Starlink Sempat Ngelag Saat Uji Coba, Ketua ICSF Buka Suara
Uji coba Starlink di Bali mengalami kendala, menunjukkan masih ada tantangan teknis yang harus diatasi. Simak selengkapnya di sini!
BaperaNews - Koneksi internet Starlink sempat mengalami gangguan jaringan alias nge-lag saat uji coba di Puskesmas Pembantu Sumerta Kelod, Denpasar, Bali, pada Minggu (19/5). Insiden ini menarik perhatian publik, termasuk Ardi Sutedja, Ketua dan Pendiri Indonesia Cyber Security Forum (ICSF), yang memberikan tanggapannya terkait masalah ini.
Ardi Sutedja menyarankan agar masyarakat dan pejabat di Indonesia tidak terburu-buru menggunakan layanan Starlink hanya karena merasa tertinggal atau FOMO (Fear of Missing Out). Menurutnya, meskipun Starlink baru beroperasi di Indonesia dengan jumlah pengguna yang masih sedikit, kualitas layanannya perlu dipertanyakan.

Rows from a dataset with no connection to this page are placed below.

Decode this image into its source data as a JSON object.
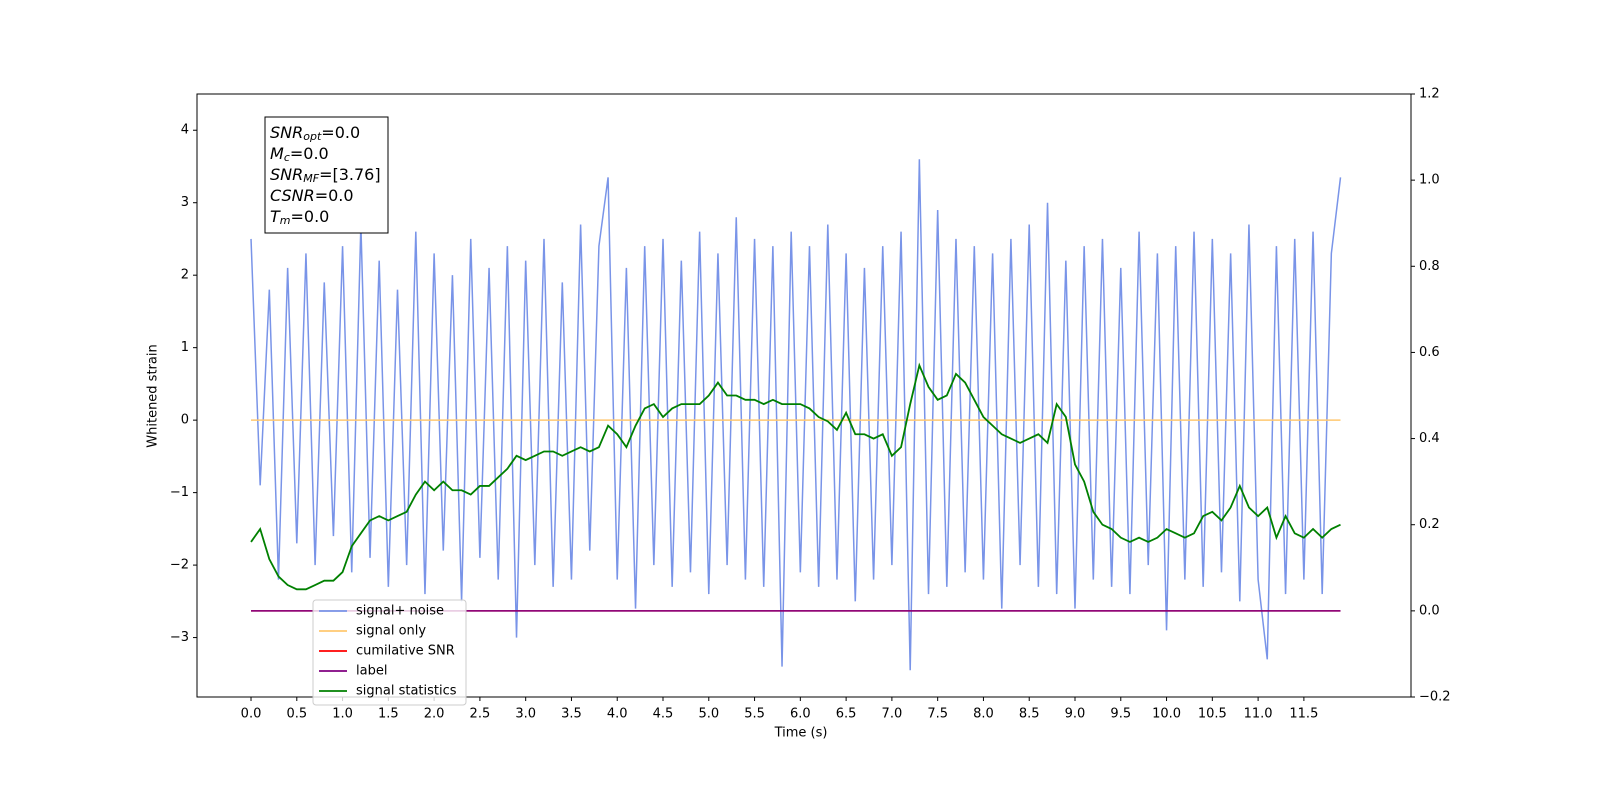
{
  "chart_data": {
    "type": "line",
    "xlabel": "Time (s)",
    "ylabel": "Whitened strain",
    "x": [
      0,
      0.1,
      0.2,
      0.3,
      0.4,
      0.5,
      0.6,
      0.7,
      0.8,
      0.9,
      1,
      1.1,
      1.2,
      1.3,
      1.4,
      1.5,
      1.6,
      1.7,
      1.8,
      1.9,
      2,
      2.1,
      2.2,
      2.3,
      2.4,
      2.5,
      2.6,
      2.7,
      2.8,
      2.9,
      3,
      3.1,
      3.2,
      3.3,
      3.4,
      3.5,
      3.6,
      3.7,
      3.8,
      3.9,
      4,
      4.1,
      4.2,
      4.3,
      4.4,
      4.5,
      4.6,
      4.7,
      4.8,
      4.9,
      5,
      5.1,
      5.2,
      5.3,
      5.4,
      5.5,
      5.6,
      5.7,
      5.8,
      5.9,
      6,
      6.1,
      6.2,
      6.3,
      6.4,
      6.5,
      6.6,
      6.7,
      6.8,
      6.9,
      7,
      7.1,
      7.2,
      7.3,
      7.4,
      7.5,
      7.6,
      7.7,
      7.8,
      7.9,
      8,
      8.1,
      8.2,
      8.3,
      8.4,
      8.5,
      8.6,
      8.7,
      8.8,
      8.9,
      9,
      9.1,
      9.2,
      9.3,
      9.4,
      9.5,
      9.6,
      9.7,
      9.8,
      9.9,
      10,
      10.1,
      10.2,
      10.3,
      10.4,
      10.5,
      10.6,
      10.7,
      10.8,
      10.9,
      11,
      11.1,
      11.2,
      11.3,
      11.4,
      11.5,
      11.6,
      11.7,
      11.8,
      11.9
    ],
    "series": [
      {
        "name": "signal+ noise",
        "color": "#7994e8",
        "axis": "y",
        "values": [
          2.5,
          -0.9,
          1.8,
          -2.2,
          2.1,
          -1.7,
          2.3,
          -2.0,
          1.9,
          -1.6,
          2.4,
          -2.1,
          2.7,
          -1.9,
          2.2,
          -2.3,
          1.8,
          -2.0,
          2.6,
          -2.4,
          2.3,
          -1.8,
          2.0,
          -2.5,
          2.5,
          -1.9,
          2.1,
          -2.2,
          2.4,
          -3.0,
          2.2,
          -2.0,
          2.5,
          -2.3,
          1.9,
          -2.2,
          2.7,
          -1.8,
          2.4,
          3.35,
          -2.2,
          2.1,
          -2.6,
          2.4,
          -2.0,
          2.5,
          -2.3,
          2.2,
          -2.1,
          2.6,
          -2.4,
          2.3,
          -2.0,
          2.8,
          -2.2,
          2.5,
          -2.3,
          2.4,
          -3.4,
          2.6,
          -2.1,
          2.4,
          -2.3,
          2.7,
          -2.2,
          2.3,
          -2.5,
          2.1,
          -2.2,
          2.4,
          -2.0,
          2.6,
          -3.45,
          3.6,
          -2.4,
          2.9,
          -2.3,
          2.5,
          -2.1,
          2.4,
          -2.2,
          2.3,
          -2.6,
          2.5,
          -2.0,
          2.7,
          -2.3,
          3.0,
          -2.4,
          2.2,
          -2.6,
          2.4,
          -2.2,
          2.5,
          -2.3,
          2.1,
          -2.4,
          2.6,
          -2.0,
          2.3,
          -2.9,
          2.4,
          -2.2,
          2.6,
          -2.3,
          2.5,
          -2.1,
          2.3,
          -2.5,
          2.7,
          -2.2,
          -3.3,
          2.4,
          -2.4,
          2.5,
          -2.2,
          2.6,
          -2.4,
          2.3,
          3.35
        ]
      },
      {
        "name": "signal only",
        "color": "#ffc870",
        "axis": "y",
        "x": [
          0,
          11.9
        ],
        "values": [
          0,
          0
        ]
      },
      {
        "name": "cumilative SNR",
        "color": "#ff0000",
        "axis": "y2",
        "x": [
          0,
          11.9
        ],
        "values": [
          0,
          0
        ]
      },
      {
        "name": "label",
        "color": "#800080",
        "axis": "y2",
        "x": [
          0,
          11.9
        ],
        "values": [
          0,
          0
        ]
      },
      {
        "name": "signal statistics",
        "color": "#008000",
        "axis": "y2",
        "values": [
          0.16,
          0.19,
          0.12,
          0.08,
          0.06,
          0.05,
          0.05,
          0.06,
          0.07,
          0.07,
          0.09,
          0.15,
          0.18,
          0.21,
          0.22,
          0.21,
          0.22,
          0.23,
          0.27,
          0.3,
          0.28,
          0.3,
          0.28,
          0.28,
          0.27,
          0.29,
          0.29,
          0.31,
          0.33,
          0.36,
          0.35,
          0.36,
          0.37,
          0.37,
          0.36,
          0.37,
          0.38,
          0.37,
          0.38,
          0.43,
          0.41,
          0.38,
          0.43,
          0.47,
          0.48,
          0.45,
          0.47,
          0.48,
          0.48,
          0.48,
          0.5,
          0.53,
          0.5,
          0.5,
          0.49,
          0.49,
          0.48,
          0.49,
          0.48,
          0.48,
          0.48,
          0.47,
          0.45,
          0.44,
          0.42,
          0.46,
          0.41,
          0.41,
          0.4,
          0.41,
          0.36,
          0.38,
          0.48,
          0.57,
          0.52,
          0.49,
          0.5,
          0.55,
          0.53,
          0.49,
          0.45,
          0.43,
          0.41,
          0.4,
          0.39,
          0.4,
          0.41,
          0.39,
          0.48,
          0.45,
          0.34,
          0.3,
          0.23,
          0.2,
          0.19,
          0.17,
          0.16,
          0.17,
          0.16,
          0.17,
          0.19,
          0.18,
          0.17,
          0.18,
          0.22,
          0.23,
          0.21,
          0.24,
          0.29,
          0.24,
          0.22,
          0.24,
          0.17,
          0.22,
          0.18,
          0.17,
          0.19,
          0.17,
          0.19,
          0.2
        ]
      }
    ],
    "xlim": [
      -0.59,
      12.67
    ],
    "xticks": [
      {
        "value": 0,
        "label": "0.0"
      },
      0.5,
      {
        "value": 1,
        "label": "1.0"
      },
      1.5,
      {
        "value": 2,
        "label": "2.0"
      },
      2.5,
      {
        "value": 3,
        "label": "3.0"
      },
      3.5,
      {
        "value": 4,
        "label": "4.0"
      },
      4.5,
      {
        "value": 5,
        "label": "5.0"
      },
      5.5,
      {
        "value": 6,
        "label": "6.0"
      },
      6.5,
      {
        "value": 7,
        "label": "7.0"
      },
      7.5,
      {
        "value": 8,
        "label": "8.0"
      },
      8.5,
      {
        "value": 9,
        "label": "9.0"
      },
      9.5,
      {
        "value": 10,
        "label": "10.0"
      },
      10.5,
      {
        "value": 11,
        "label": "11.0"
      },
      11.5
    ],
    "ylim": [
      -3.82,
      4.5
    ],
    "yticks": [
      {
        "value": -3,
        "label": "−3"
      },
      {
        "value": -2,
        "label": "−2"
      },
      {
        "value": -1,
        "label": "−1"
      },
      0,
      1,
      2,
      3,
      4
    ],
    "y2lim": [
      -0.2,
      1.2
    ],
    "y2ticks": [
      {
        "value": -0.2,
        "label": "−0.2"
      },
      {
        "value": 0,
        "label": "0.0"
      },
      0.2,
      0.4,
      0.6,
      0.8,
      {
        "value": 1,
        "label": "1.0"
      },
      1.2
    ],
    "legend": "lower left",
    "annotations": [
      {
        "text": "SNR",
        "sub": "opt",
        "value": "=0.0"
      },
      {
        "text": "M",
        "sub": "c",
        "value": "=0.0"
      },
      {
        "text": "SNR",
        "sub": "MF",
        "value": "=[3.76]"
      },
      {
        "text": "CSNR",
        "value": "=0.0"
      },
      {
        "text": "T",
        "sub": "m",
        "value": "=0.0"
      }
    ]
  }
}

"Apa yang terjadi di Bali kemarin menunjukkan ada masalah di sistem Starlink. Memang jumlah satelit Starlink banyak, namun yang tak kita ketahui adalah berapa besar kapasitas mereka untuk layanan ke konsumen ritel. Hingga saat ini Starlink tak pernah mengungkapkan berapa kapasitas sesungguhnya yang mereka siapkan untuk melayani konsumen," ujar Ardi dalam pernyataan tertulisnya pada Selasa (21/5).
Ardi juga menjelaskan bahwa teknologi satelit, seperti yang digunakan oleh Starlink, memiliki banyak kendala. Salah satunya adalah rentan terhadap halangan seperti pohon atau gedung, yang dapat menyebabkan sinyal tidak stabil atau bahkan hilang. Selain itu, cuaca buruk juga dapat memengaruhi kualitas koneksi.

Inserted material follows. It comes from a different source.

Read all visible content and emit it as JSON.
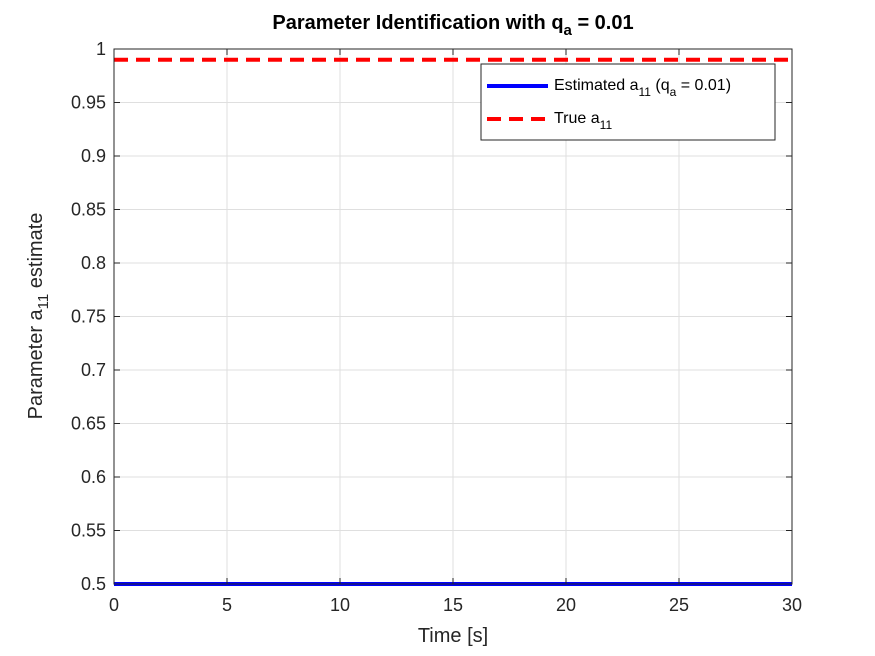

Menurut laporan Ookla Research per November 2023, kecepatan internet Starlink di Amerika Serikat mencapai 79 Mbps, yang masih jauh di bawah kecepatan layanan AT&T Fiber yang bisa mencapai 325 Mbps.
Hal ini menunjukkan bahwa meskipun Starlink memiliki banyak satelit, kecepatan dan kualitas koneksinya masih belum sebanding dengan beberapa penyedia layanan internet lainnya.
Baca Juga: Elon Musk Akan Datang ke Indonesia untuk Resmikan Starlink di Bali
Ardi juga mengungkapkan bahwa perangkat penerima (ground segment) yang dipasarkan di Indonesia adalah generasi kedua. Saat ini, Starlink telah mengeluarkan perangkat penerima generasi ketiga dan keempat yang lebih canggih.
"Indonesia hanya menerima generasi ke-2 karena perangkat penerima yang tak laku di pasaran akibat kelebihan stok dijual di Indonesia. Starlink akan menghabiskan stok yang lama terlebih dahulu untuk mengosongkan gudang, meski memahami bahwa perangkatnya tidak cocok di Indonesia," kata Ardi.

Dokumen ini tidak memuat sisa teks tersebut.